1. Field of the Invention
The present invention relates generally to transaction processing and, in particular, to last-agent optimization in two-phase commits.
2. Description of Related Art
Any operation involving multiple entities that requires a homogeneous outcome requires some sort of external coordination to ensure that each entity receives the same outcome. A distributed transaction is one example of such an operation. A transaction generally has two possible outcomes: commit or rollback. To ensure that the outcome is homogeneous, a protocol known as two-phase commit is used. An entity that manages transactional resources is known as a resource manager.
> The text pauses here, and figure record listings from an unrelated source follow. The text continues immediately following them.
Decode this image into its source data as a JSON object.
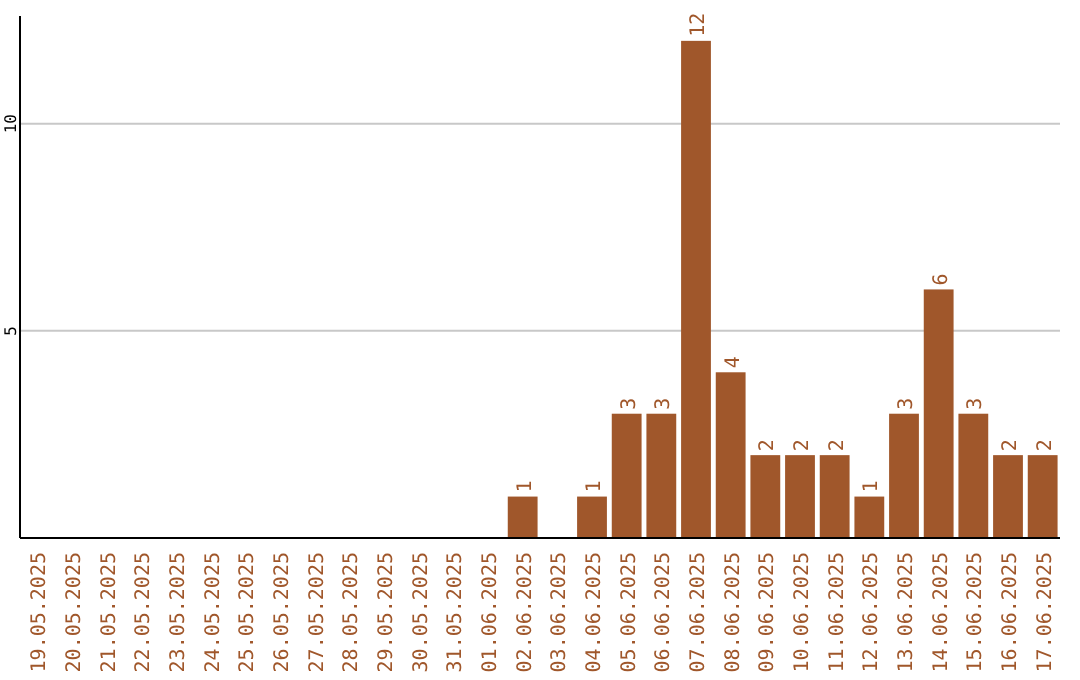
{
  "chart_data": {
    "type": "bar",
    "categories": [
      "19.05.2025",
      "20.05.2025",
      "21.05.2025",
      "22.05.2025",
      "23.05.2025",
      "24.05.2025",
      "25.05.2025",
      "26.05.2025",
      "27.05.2025",
      "28.05.2025",
      "29.05.2025",
      "30.05.2025",
      "31.05.2025",
      "01.06.2025",
      "02.06.2025",
      "03.06.2025",
      "04.06.2025",
      "05.06.2025",
      "06.06.2025",
      "07.06.2025",
      "08.06.2025",
      "09.06.2025",
      "10.06.2025",
      "11.06.2025",
      "12.06.2025",
      "13.06.2025",
      "14.06.2025",
      "15.06.2025",
      "16.06.2025",
      "17.06.2025"
    ],
    "values": [
      0,
      0,
      0,
      0,
      0,
      0,
      0,
      0,
      0,
      0,
      0,
      0,
      0,
      0,
      1,
      0,
      1,
      3,
      3,
      12,
      4,
      2,
      2,
      2,
      1,
      3,
      6,
      3,
      2,
      2
    ],
    "value_labels": [
      null,
      null,
      null,
      null,
      null,
      null,
      null,
      null,
      null,
      null,
      null,
      null,
      null,
      null,
      "1",
      null,
      "1",
      "3",
      "3",
      "12",
      "4",
      "2",
      "2",
      "2",
      "1",
      "3",
      "6",
      "3",
      "2",
      "2"
    ],
    "color": "#a0572b",
    "ylim": [
      0,
      12.6
    ],
    "yticks": [
      5,
      10
    ],
    "grid": "y"
  }
}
In the two-phase commit process, each resource enlisted in the transaction is first asked to prepare to commit and, then, is directed to commit. During the first phase, resource managers confirm that it can successfully complete the commit by replying with an okay value. If all the resources are okay to commit, a log record is written to indicate the outcome and all the resources are committed. If any resource cannot confirm that the commit will succeed, all the resources are rolled back. If the outcome is rollback, no log record is generally written, because the default outcome is rollback (presumed abort). When all the resources execute the same outcome successfully, the outcome is said to be atomic.
A transaction manager is typically responsible for grouping and ordering the resources to be driven. Assuming that each call to prepare, commit, and rollback have to be driven to a subordinate resource over a network, a two-phase transaction results in one log write and 2n number of calls over the network, where n is the number of resources enlisted in the transaction.
If only one resource is enlisted in a transaction, the prepare phase and log write become unnecessary, as there is only one resource and, therefore, the outcome of the transaction will be atomic regardless of whether the prepare call is successful. In this case, the single resource is simply asked to commit, and the overall outcome is commit. If the commit fails, the overall outcome becomes rollback. This optimization is called one-phase commit or only-agent.
There is a need to further optimize the two-phase commit process that collapses select transactions that normally require a two-phase commit to a one-phase commit, (a/k/a last-agent optimization). When asked to prepare, a resource could return a read-only value if the resource has no updates to complete on the subsequent commit or rollback call. If there are n resources enlisted in the transactions, and the first n−1 resources vote read-only on the prepare call, then the remaining resource would become the only resource enlisted and a one-phase commit could be performed on it. This needed optimization is known as a last-agent optimization, because the last resource (or agent) would be able to perform the one-phase commit optimization and still maintain a homogenous outcome for the overall transaction. In this case, the total number of network calls required to commit the transaction would be reduced to n and there would be no need to log after the prepare phase.